Изменить размер шрифта - +

― Что за адская мысль, ― сказала она дрожащим голосом, ― зародилась у вас в мозгу, маэстро Абрагам? Но если это и так, если и вправду Крейслер погиб, то это была справедливая месть за невесту, которую он свел с ума. Внутренний голос подсказывает мне, что один Крейслер виновен в ужасном недуге принцессы. Беспощадно напрягал он нежные струны души Гедвиги, пока они не лопнули.

― В таком случае итальянский молодчик, ― ядовито ответил маэстро Абрагам, ― оказался так скор на руку, что его месть опередила само злодеяние. Вы ведь слышали, сударыня, все, о чем мы говорили с князем в рыбачьей хижине, и, стало быть, знаете, что принцесса Гедвига впала в оцепенение в тот самый миг, когда в лесу грянул выстрел.

― Право, ― сказала Бенцон, ― можно поверить во все химерические россказни, которыми нас теперь потчуют, в передачу мыслей на расстоянии и прочее. Но повторяю ― какое счастье для нас, что он исчез! Состояние принцессы может измениться ― и изменится! Судьба удалила нарушителя нашего покоя, и признайтесь сами, маэстро Абрагам, ведь в душе нашего друга царил такой разлад, что навряд ли он в этой жизни мог обрести мир. Итак, если даже допустить, что...

Но советница не кончила; маэстро Абрагам, с трудом сдерживавший свой гнев, внезапно вспыхнул.

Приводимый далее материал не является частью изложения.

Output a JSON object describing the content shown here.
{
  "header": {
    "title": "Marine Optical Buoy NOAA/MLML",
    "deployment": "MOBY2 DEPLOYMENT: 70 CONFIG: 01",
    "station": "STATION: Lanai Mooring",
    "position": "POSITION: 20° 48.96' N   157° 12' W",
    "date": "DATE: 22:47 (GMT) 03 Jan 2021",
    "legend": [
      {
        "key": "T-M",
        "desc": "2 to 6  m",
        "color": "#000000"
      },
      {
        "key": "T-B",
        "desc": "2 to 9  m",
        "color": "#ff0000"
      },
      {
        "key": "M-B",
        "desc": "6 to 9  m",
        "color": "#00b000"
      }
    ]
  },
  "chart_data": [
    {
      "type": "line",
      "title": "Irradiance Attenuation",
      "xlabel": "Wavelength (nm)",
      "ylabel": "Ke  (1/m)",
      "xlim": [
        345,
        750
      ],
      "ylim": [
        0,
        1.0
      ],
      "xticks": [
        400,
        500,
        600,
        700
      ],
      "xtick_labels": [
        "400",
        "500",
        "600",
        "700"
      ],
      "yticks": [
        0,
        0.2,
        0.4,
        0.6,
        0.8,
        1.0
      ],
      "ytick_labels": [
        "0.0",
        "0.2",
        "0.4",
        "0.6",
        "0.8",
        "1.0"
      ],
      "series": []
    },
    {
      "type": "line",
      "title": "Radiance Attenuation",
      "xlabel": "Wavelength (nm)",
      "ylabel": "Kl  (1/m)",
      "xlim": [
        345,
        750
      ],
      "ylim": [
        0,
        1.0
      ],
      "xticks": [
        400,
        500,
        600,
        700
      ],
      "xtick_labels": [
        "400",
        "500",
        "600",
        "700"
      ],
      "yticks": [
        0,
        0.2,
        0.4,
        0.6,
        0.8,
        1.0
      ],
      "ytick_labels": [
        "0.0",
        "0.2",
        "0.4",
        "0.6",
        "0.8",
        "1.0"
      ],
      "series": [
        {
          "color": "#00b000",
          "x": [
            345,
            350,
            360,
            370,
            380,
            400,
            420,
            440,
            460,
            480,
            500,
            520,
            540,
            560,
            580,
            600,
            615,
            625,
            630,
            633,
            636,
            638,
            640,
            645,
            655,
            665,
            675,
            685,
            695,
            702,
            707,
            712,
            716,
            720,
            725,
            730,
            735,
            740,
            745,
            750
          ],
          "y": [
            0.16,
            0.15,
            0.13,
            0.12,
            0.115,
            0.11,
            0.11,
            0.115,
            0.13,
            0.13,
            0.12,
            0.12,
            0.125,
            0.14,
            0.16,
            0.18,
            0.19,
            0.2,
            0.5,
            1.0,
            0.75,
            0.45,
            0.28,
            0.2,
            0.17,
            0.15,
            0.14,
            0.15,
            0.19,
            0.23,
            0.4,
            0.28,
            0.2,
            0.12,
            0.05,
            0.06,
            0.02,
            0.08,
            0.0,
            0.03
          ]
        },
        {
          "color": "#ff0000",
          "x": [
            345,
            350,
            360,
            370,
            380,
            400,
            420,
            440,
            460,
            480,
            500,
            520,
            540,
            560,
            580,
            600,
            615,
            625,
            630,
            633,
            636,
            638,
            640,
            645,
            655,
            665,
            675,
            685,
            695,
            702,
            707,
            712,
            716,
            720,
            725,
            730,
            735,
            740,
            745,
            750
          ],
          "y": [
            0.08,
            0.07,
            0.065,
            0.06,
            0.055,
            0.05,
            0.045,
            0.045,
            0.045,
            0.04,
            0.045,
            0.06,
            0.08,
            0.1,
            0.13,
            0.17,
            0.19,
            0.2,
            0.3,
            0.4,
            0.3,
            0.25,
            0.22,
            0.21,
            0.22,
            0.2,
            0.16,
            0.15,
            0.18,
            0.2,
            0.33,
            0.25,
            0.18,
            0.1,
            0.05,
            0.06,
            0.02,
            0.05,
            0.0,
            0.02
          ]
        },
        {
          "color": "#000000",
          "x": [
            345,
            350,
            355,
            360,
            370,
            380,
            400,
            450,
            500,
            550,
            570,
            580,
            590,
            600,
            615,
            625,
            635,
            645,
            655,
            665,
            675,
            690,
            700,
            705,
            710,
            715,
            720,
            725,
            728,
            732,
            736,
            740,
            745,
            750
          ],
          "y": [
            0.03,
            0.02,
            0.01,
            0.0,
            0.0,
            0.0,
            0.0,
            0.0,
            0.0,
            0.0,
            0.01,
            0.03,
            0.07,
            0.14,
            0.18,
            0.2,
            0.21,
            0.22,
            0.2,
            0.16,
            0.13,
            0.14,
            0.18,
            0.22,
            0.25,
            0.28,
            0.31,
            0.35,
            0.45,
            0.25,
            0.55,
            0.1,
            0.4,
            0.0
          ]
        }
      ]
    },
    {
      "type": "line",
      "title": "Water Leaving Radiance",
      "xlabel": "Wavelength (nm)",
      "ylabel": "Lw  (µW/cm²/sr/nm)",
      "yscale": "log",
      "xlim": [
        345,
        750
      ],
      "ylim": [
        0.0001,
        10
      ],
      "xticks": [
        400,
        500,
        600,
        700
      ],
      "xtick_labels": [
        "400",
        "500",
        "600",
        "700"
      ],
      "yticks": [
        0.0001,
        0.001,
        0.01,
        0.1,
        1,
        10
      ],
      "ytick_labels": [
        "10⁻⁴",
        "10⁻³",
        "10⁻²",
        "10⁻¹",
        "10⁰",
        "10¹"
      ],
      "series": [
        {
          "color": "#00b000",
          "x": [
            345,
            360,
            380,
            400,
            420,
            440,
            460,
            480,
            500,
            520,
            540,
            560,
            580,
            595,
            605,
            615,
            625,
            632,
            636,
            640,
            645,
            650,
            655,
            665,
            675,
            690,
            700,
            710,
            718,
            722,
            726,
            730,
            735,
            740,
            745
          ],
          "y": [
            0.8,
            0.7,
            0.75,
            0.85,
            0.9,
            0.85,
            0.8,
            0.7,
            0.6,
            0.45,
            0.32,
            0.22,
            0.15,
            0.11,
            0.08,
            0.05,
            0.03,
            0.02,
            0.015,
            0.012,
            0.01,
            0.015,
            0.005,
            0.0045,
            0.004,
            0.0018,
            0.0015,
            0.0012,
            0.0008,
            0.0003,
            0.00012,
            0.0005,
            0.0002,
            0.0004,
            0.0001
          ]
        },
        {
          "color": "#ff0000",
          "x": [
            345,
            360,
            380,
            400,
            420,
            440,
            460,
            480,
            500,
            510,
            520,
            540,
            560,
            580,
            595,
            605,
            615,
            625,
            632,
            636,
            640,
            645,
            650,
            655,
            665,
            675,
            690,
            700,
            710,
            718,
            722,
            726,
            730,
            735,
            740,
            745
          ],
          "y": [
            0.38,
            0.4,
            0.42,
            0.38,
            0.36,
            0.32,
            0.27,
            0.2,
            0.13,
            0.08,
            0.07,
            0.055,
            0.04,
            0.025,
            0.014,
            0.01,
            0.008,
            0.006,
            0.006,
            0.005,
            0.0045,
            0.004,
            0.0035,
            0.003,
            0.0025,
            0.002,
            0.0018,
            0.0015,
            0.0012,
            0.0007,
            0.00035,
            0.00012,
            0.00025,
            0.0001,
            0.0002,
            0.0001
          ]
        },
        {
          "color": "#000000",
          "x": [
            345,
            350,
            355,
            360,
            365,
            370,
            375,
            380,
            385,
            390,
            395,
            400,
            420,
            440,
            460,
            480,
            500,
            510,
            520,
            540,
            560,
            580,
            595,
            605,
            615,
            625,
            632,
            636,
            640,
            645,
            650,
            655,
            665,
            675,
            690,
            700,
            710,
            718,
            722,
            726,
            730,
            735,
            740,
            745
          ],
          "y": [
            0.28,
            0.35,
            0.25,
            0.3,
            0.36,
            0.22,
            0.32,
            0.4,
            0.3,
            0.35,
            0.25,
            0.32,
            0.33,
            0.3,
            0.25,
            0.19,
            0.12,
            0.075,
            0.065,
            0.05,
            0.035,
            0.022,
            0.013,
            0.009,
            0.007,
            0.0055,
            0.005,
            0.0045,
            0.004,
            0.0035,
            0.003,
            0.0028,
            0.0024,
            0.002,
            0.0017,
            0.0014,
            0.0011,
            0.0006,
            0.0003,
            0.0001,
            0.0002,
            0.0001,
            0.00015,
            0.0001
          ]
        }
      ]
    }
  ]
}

― Почему вы все против Иоганнеса? ― воскликнул он, повысив голос. ― Какое зло он вам причинил? Зачем лишаете его пристанища и самого малого местечка на земле? Вы не знаете? Ну, так я вам скажу. Крейслер не чета вам; он не понимает ваших вычурных и пустых речей. Стул, который вы ему подставляете, чтобы он занял место в вашем кругу, для него слишком мал и узок. Он ничем не походит на вас, и это вас злит. Он не признает вечными те договоры, что были заключены вами, когда вы устраивали вашу жизнь; он считает даже, что в своем безумном ослеплении вы не видите подлинной жизни и что та чопорная важность, с коей вы мните управлять царством, которое всегда останется для вас за семью замками, поистине смехотворна, ― и все это называете вы озлоблением. Превыше всего он почитает иронию, порожденную глубоким проникновением в суть человеческого бытия; эту иронию можно назвать прекраснейшим даром природы, ибо природа черпает ее из чистейшего источника своей внутренней сущности. Но вы ― важные, серьезные люди, вы не расположены иронизировать и шутить. Дух истинной любви живет в нем; но согреет ли он оледеневшее навеки сердце, где никогда и не теплилась искра, которую этот дух мог бы раздуть в пламя? Вы не переносите Крейслера, потому что вам не по нутру его превосходство над вами, которого вы не можете не признать; потому что вы сторонитесь его как человека, чьи мысли направлены на более высокие предметы, чем это принято в вашем маленьком мирке.

― Маэстро, ― глухо произнесла Бенцон, ― горячность, с которой ты защищаешь своего друга, завела тебя слишком далеко. Ты хотел меня уязвить? Что ж, это тебе удалось, ты разбудил во мне мысли, спавшие уже давно-давно. Ты говоришь, оледенело мое сердце? А знаешь ли ты, слышало ли оно когда-нибудь приветливый голос любви и не нашла ли я утешенье и покой только в тех условностях, что так презирал необузданный Крейслер? И не думаешь ли ты, старик, тоже испытавший немало страданий, что стремление возвыситься над этими условностями и приобщиться к мировому духу, обманывая самого себя, ― опасная игра? Я знаю, холодной и бездушной прозой во плоти бранит меня Крейслер, и ты только повторяешь его мысли, называя меня оледеневшей; но проникали ли вы когда-нибудь сквозь этот лед, который уже издавна стал для меня защитным панцирем? Для мужчин в любви не вся жизнь, это лишь ее вершина, откуда еще ведут вниз надежные пути; для нас же высший миг озаренья, пробуждающий нас к жизни и определяющий весь смысл ее, ― это миг первой любви. И захочет враждебный рок отравить этот миг ― вся жизнь слабой женщины погублена, и она обречена на безотрадное прозябание; но женщина, более сильная духом, превозмогает себя и как раз в обыденных житейских условиях обретает новое равновесие, дарующее ей мир и покой.